No Strings Theatre Company presents the entertaining comedy Laughing Wild, written by Christopher Durang and directed by Ceil Herman. Laughing Wild, opens Friday, September 24 and runs through Sunday, October 10 at the Black Box Theatre, 430 N Main Street in Las Cruces.

Director Herman enjoys the absurd humor in Durang's playwriting and is pleased to direct another Durang play at the Black Box Theatre. "We have previously produced Durang’s Beyond Therapy, directed by Bradd Howard and Baby with the Bathwater, which I directed, both audience favorites. Durang has such a strange and wacky way of looking at the world. Even though this play was written in 1988, and we are setting it in 1987, the subject matter is very current."

It’s just an average day in the grocery store. A man is examining some cans of tuna fish when suddenly, an off-beat woman appears behind him exuding some odd energy. He tries to ignore her, she tries to get by him but they reach an impasse - until she conks him and he falls to the floor. Flustered, the woman runs out into the streets of New York to hail a taxi, the man, perplexed and with a throbbing head is left to reflect on how he *should* have behaved and things begin to take a turn for the weird… AHAHAHAHA! Then for the weirder…

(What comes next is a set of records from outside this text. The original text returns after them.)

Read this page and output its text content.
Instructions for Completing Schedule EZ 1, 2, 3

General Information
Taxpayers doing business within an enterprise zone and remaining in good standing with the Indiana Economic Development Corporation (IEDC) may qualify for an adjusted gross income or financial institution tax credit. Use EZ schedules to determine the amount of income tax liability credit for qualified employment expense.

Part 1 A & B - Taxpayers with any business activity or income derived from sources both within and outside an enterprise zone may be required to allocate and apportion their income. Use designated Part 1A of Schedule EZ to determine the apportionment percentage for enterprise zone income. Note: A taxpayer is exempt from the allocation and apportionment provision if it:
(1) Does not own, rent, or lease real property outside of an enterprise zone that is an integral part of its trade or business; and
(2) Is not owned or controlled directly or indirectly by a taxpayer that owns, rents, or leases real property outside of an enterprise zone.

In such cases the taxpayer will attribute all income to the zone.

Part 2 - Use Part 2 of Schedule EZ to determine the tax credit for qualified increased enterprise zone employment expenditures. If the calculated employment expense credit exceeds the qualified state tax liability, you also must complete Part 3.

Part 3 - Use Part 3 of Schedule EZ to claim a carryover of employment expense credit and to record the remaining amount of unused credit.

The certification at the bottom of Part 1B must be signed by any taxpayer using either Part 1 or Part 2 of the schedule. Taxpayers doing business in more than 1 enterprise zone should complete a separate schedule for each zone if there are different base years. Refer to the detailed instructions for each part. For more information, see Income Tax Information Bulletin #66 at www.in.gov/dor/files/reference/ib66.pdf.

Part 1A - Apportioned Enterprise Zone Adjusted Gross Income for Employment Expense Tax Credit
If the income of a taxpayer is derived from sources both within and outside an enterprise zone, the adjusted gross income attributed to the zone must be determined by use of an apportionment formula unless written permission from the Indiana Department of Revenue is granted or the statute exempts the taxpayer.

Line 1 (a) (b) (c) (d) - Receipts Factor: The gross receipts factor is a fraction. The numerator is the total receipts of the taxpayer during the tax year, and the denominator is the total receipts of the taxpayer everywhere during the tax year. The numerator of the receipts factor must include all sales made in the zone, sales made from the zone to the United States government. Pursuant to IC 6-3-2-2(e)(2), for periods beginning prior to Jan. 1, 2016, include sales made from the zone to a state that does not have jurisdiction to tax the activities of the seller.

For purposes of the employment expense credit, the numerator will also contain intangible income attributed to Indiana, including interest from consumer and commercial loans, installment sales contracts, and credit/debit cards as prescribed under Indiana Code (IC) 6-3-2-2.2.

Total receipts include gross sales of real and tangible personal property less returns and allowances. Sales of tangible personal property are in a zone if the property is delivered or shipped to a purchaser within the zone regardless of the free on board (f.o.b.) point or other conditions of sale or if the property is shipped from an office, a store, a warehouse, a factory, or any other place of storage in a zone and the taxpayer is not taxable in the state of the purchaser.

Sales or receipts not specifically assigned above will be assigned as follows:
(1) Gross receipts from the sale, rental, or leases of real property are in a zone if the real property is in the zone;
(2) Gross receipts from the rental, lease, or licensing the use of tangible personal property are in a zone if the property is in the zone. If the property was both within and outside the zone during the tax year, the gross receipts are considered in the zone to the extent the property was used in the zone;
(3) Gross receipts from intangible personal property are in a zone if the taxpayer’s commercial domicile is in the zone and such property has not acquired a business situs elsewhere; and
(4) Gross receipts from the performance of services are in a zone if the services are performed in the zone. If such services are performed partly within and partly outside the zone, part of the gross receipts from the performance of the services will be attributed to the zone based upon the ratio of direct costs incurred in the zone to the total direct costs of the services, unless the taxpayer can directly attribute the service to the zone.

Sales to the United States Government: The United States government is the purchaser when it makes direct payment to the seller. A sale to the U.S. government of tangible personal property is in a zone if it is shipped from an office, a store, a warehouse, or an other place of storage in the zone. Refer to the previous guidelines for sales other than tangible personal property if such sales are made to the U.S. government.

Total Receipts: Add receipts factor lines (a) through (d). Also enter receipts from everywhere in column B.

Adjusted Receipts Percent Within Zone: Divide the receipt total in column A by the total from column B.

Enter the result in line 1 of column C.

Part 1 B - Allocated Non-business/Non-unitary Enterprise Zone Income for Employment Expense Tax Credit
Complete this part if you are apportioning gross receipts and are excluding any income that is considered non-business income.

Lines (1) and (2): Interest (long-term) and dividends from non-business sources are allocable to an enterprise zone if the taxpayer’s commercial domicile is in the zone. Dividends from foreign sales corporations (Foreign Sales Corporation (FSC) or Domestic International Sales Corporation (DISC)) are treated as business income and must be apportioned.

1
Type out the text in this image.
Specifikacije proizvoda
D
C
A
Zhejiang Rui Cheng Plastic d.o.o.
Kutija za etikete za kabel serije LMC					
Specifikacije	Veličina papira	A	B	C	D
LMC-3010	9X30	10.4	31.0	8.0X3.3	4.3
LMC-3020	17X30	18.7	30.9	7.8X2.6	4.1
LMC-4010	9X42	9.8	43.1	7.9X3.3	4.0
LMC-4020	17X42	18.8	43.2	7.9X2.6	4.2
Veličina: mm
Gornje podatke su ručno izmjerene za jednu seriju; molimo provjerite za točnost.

The first act of the play consists of two extended monologues, one by the woman and one by the man who recount their experience in the supermarket from their own perspectives and proceed to take you on a journey through their thoughts and experiences, covering everything from paying a street musician with a nickel bag of coke AHAHAHAHA - to the Harmonic Convergence, which was the world's first global peace meditation.

In the second act, the man and woman enter a series of strange dream sequences. They play through many possibilities of what could have happened in the tuna fish aisle, go on a talk show in order to interview a religious figure and find themselves in the middle of the Harmonic Convergence itself.

Laughing Wild, is a story about communication, empathy and tuna fish. It’s raucous, rollicking and thoughtful. Set in 1987, the play tackles themes of nuclear proliferation, sexual identity, AIDS and mental health - all wrapped up in smart, biting humor.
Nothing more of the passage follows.